10Cette première partie visait à comprendre comment se construit le présupposé initial et quelles représentations limitantes il renfermait. La littérature en guarani serait qualifiée d’exception et subirait une marginalité car la langue guarani n’aurait pas vocation à être écrite ni lue sur le marché éditorial national et international. Face à ces rapports de force, nous verrons à présent comment la poésie bilingue en guarani s’érige en poésie de la résistance.
11Nous avons pu observer que les chercheurs et critiques contemporains ainsi que les auteurs eux-mêmes abordent la littérature en guarani depuis la conscience de la marginalité et de l’exception. C’est ce constat qui les amène à fonder une poésie de la résistance. Cette rhétorique de la résistance se construit en réseau et se fonde sur plusieurs arguments. D’abord, il s’agit de montrer comment cette poésie se développe malgré des conditions difficiles d’accès au marché éditorial. À l’échelle nationale, le marché éditorial est principalement dominé par des œuvres publiées en espagnol. Par ailleurs, nous soulignons le manque de lecteurs qui s’explique par différents facteurs : le manque de diversité linguistique dans les œuvres publiées ou encore le coût trop onéreux des livres, par exemple. La loi 24 sur la promotion du livre de 2021 est à ce titre révélatrice de ces obstacles et ouvre la voie à de possibles solutions. Enfin, nous ne pouvons que revenir sur un système éditorial déficient ne mettant que partiellement en valeur les « bons » auteurs. Ces derniers doivent financer eux-mêmes l’impression et parfois la promotion de leurs œuvres, sans compter qu’ils ne touchent aucun droit d’auteur. Il s’agit donc de résister d’abord à la marginalisation de cette poésie. Mais, cette rhétorique de la résistance littéraire est intrinsèquement liée à celle de la résistance linguistique. À travers la littérature, les poètes deviennent des gardiens de la langue guarani : ils prouvent sa vitalité, ses capacités créatrices, ils entrent dans l’arène de l’écriture pour l’élever au même statut que l’espagnol qui tire en partie son prestige de sa dimension littéraire. La littérature devient la preuve que la langue guarani a su résister à toutes les formes d’oppression : la colonisation, la dictature, la hiérarchisation des langues liée au système capitaliste et à la mondialisation. La rhétorique de la résistance se forge alors dans le paratexte et le texte lui-même.

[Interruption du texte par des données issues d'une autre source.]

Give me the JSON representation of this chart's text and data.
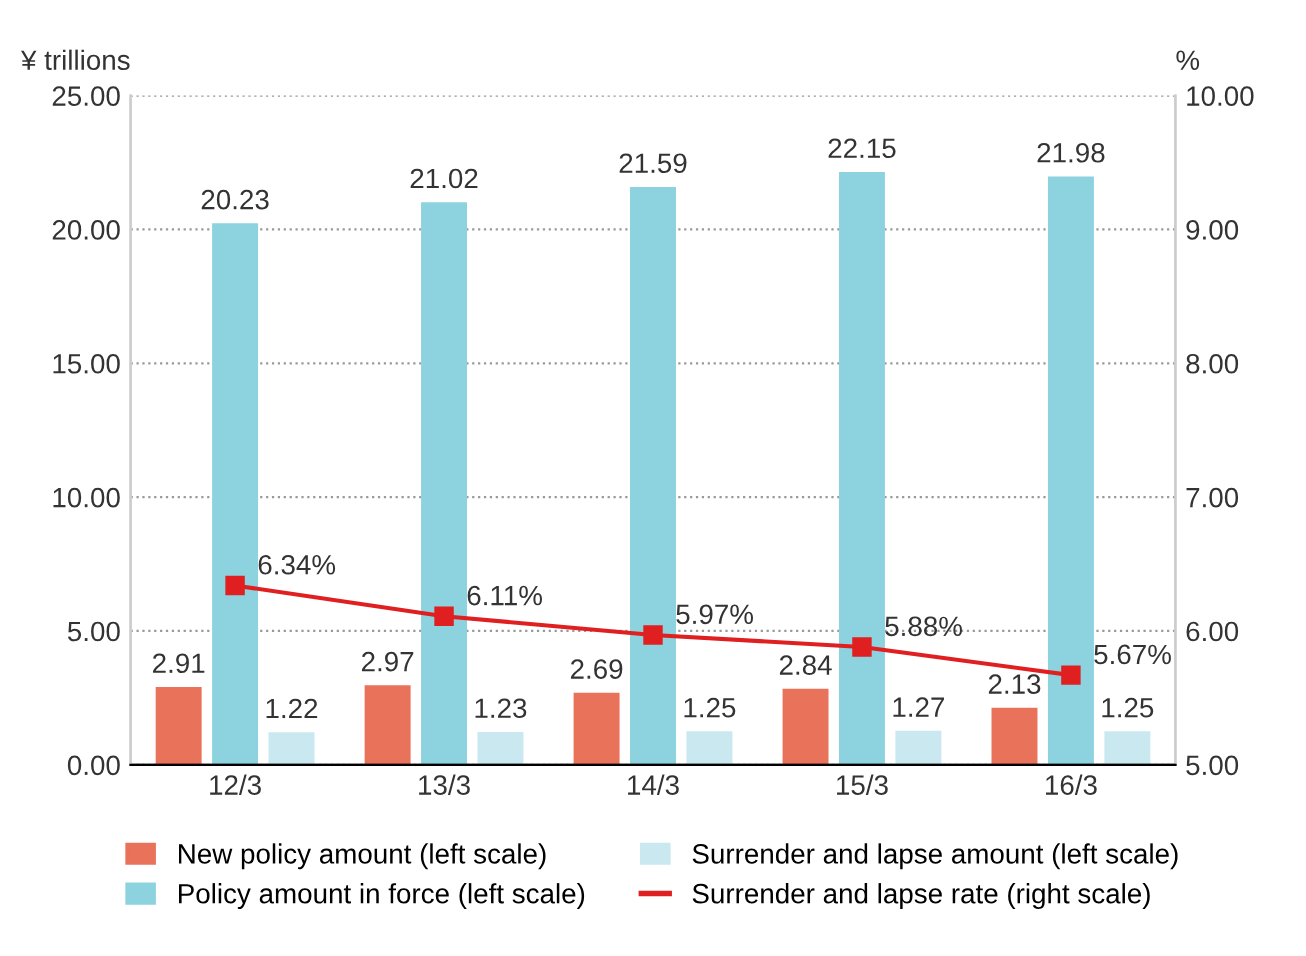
{
  "chart_data": {
    "type": "bar",
    "ylabel": "¥ trillions",
    "y2label": "%",
    "categories": [
      "12/3",
      "13/3",
      "14/3",
      "15/3",
      "16/3"
    ],
    "series": [
      {
        "name": "New policy amount (left scale)",
        "color": "#e8735a",
        "values": [
          2.91,
          2.97,
          2.69,
          2.84,
          2.13
        ],
        "value_labels": [
          "2.91",
          "2.97",
          "2.69",
          "2.84",
          "2.13"
        ]
      },
      {
        "name": "Policy amount in force (left scale)",
        "color": "#8dd3df",
        "values": [
          20.23,
          21.02,
          21.59,
          22.15,
          21.98
        ],
        "value_labels": [
          "20.23",
          "21.02",
          "21.59",
          "22.15",
          "21.98"
        ]
      },
      {
        "name": "Surrender and lapse amount (left scale)",
        "color": "#c9e8f0",
        "values": [
          1.22,
          1.23,
          1.25,
          1.27,
          1.25
        ],
        "value_labels": [
          "1.22",
          "1.23",
          "1.25",
          "1.27",
          "1.25"
        ]
      },
      {
        "name": "Surrender and lapse rate (right scale)",
        "type": "line",
        "axis": "y2",
        "color": "#e02020",
        "marker": "square",
        "values": [
          6.34,
          6.11,
          5.97,
          5.88,
          5.67
        ],
        "value_labels": [
          "6.34%",
          "6.11%",
          "5.97%",
          "5.88%",
          "5.67%"
        ]
      }
    ],
    "ylim": [
      0,
      25
    ],
    "yticks": [
      {
        "value": 0,
        "label": "0.00"
      },
      {
        "value": 5,
        "label": "5.00"
      },
      {
        "value": 10,
        "label": "10.00"
      },
      {
        "value": 15,
        "label": "15.00"
      },
      {
        "value": 20,
        "label": "20.00"
      },
      {
        "value": 25,
        "label": "25.00"
      }
    ],
    "y2lim": [
      5,
      10
    ],
    "y2ticks": [
      {
        "value": 5,
        "label": "5.00"
      },
      {
        "value": 6,
        "label": "6.00"
      },
      {
        "value": 7,
        "label": "7.00"
      },
      {
        "value": 8,
        "label": "8.00"
      },
      {
        "value": 9,
        "label": "9.00"
      },
      {
        "value": 10,
        "label": "10.00"
      }
    ],
    "grid": "y",
    "legend": "bottom"
  }
}
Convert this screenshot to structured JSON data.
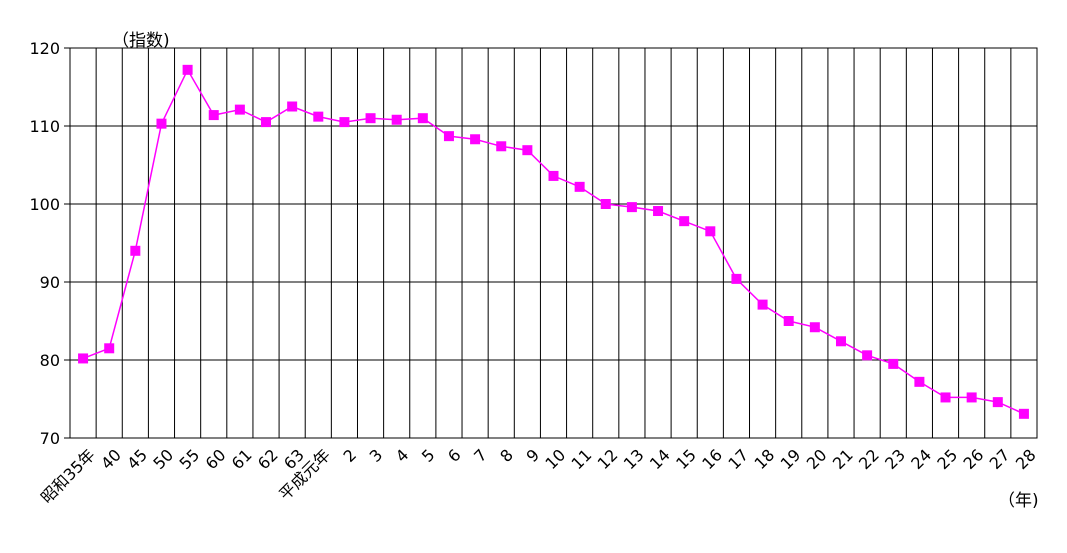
{
  "chart_data": {
    "type": "line",
    "title": "",
    "xlabel": "",
    "ylabel": "",
    "y_unit_label": "（指数)",
    "x_unit_label": "（年)",
    "ylim": [
      70,
      120
    ],
    "yticks": [
      70,
      80,
      90,
      100,
      110,
      120
    ],
    "grid": true,
    "legend": "none",
    "categories": [
      "昭和35年",
      "40",
      "45",
      "50",
      "55",
      "60",
      "61",
      "62",
      "63",
      "平成元年",
      "2",
      "3",
      "4",
      "5",
      "6",
      "7",
      "8",
      "9",
      "10",
      "11",
      "12",
      "13",
      "14",
      "15",
      "16",
      "17",
      "18",
      "19",
      "20",
      "21",
      "22",
      "23",
      "24",
      "25",
      "26",
      "27",
      "28"
    ],
    "series": [
      {
        "values": [
          80.2,
          81.5,
          94.0,
          110.3,
          117.2,
          111.4,
          112.1,
          110.5,
          112.5,
          111.2,
          110.5,
          111.0,
          110.8,
          111.0,
          108.7,
          108.3,
          107.4,
          106.9,
          103.6,
          102.2,
          100.0,
          99.6,
          99.1,
          97.8,
          96.5,
          90.4,
          87.1,
          85.0,
          84.2,
          82.4,
          80.6,
          79.5,
          77.2,
          75.2,
          75.2,
          74.6,
          73.1
        ]
      }
    ],
    "colors": {
      "line": "#ff00ff",
      "marker": "#ff00ff",
      "grid": "#000000"
    }
  }
}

Elle se joue dans les recueils de poèmes mais aussi dans les anthologies, les articles de la presse et de la littérature scientifique. Les auteurs de l’Anthologie Paraguái ñe’ẽ, Bernardo Neri Farina, Susy Delgado et Javier Viveros, concluent par exemple la présentation de cet ouvrage en précisant que :
- 11 Neri Farina, Bernardo, Delgado, Susy, Viveros, Javier, Paraguai ñe’ẽ. Antología de poesía (...)
En estos tiempos de internet y globalización, el Paraguay sigue siendo, en gran medida, un país desconocido. En estos tiempos de identidades fragmentadas, en el Paraguay se escribe una poesía rica y diversa, que muestra como ayer, sus singularidades, que juega y se proyecta con sus dos lenguas, reivindicando su preciada herencia de la “palabra alma”. Una poesía desconocida que resiste y crece, de espaldas al persistente olvido que imponen los lectores del mundo a este género11.
12On retrouve ici le présupposé initial qui incarne un poids contre lequel résiste la poésie en guarani.
13La mise en place d’une résistance passe par la revendication d’un corpus conséquent et d’une tradition littéraire ancestrale. Il s’agit de montrer que la littérature en guarani ne correspond pas à de simples exceptions en marge de la scène littéraire nationale. Les anthologies jouent alors un rôle clef, comme le démontre Carla Fernandes dans l’article « Nuevos rumbos para la literatura paraguaya », en contribuant à l’affirmation de la littérature paraguayenne et en guarani :
- 12 Fernandes, Carla, « Nuevos rumbos para la literatura paraguaya », Cuadernos (...)
De eso [la existencia de la literatura paraguaya] ya no cabe duda y tampoco de que no es una incógnita. La afirmación de esta existencia y de esta identidad pasa por la elaboración y el cultivo de los diferentes tipos de antologías que acabamos de nombrar. Este género metaliterario está conquistando, en el panorama histórico-crítico de las letras paraguayas, un espacio colindante con las diferentes generaciones, promociones o décadas en las que se suele organizar cronológicamente la literatura paraguaya12.
- 13 Roa Bastos, Augusto, Fernández, Miguel Ángel, Poesías reunidas, op. cit., p. 91-98.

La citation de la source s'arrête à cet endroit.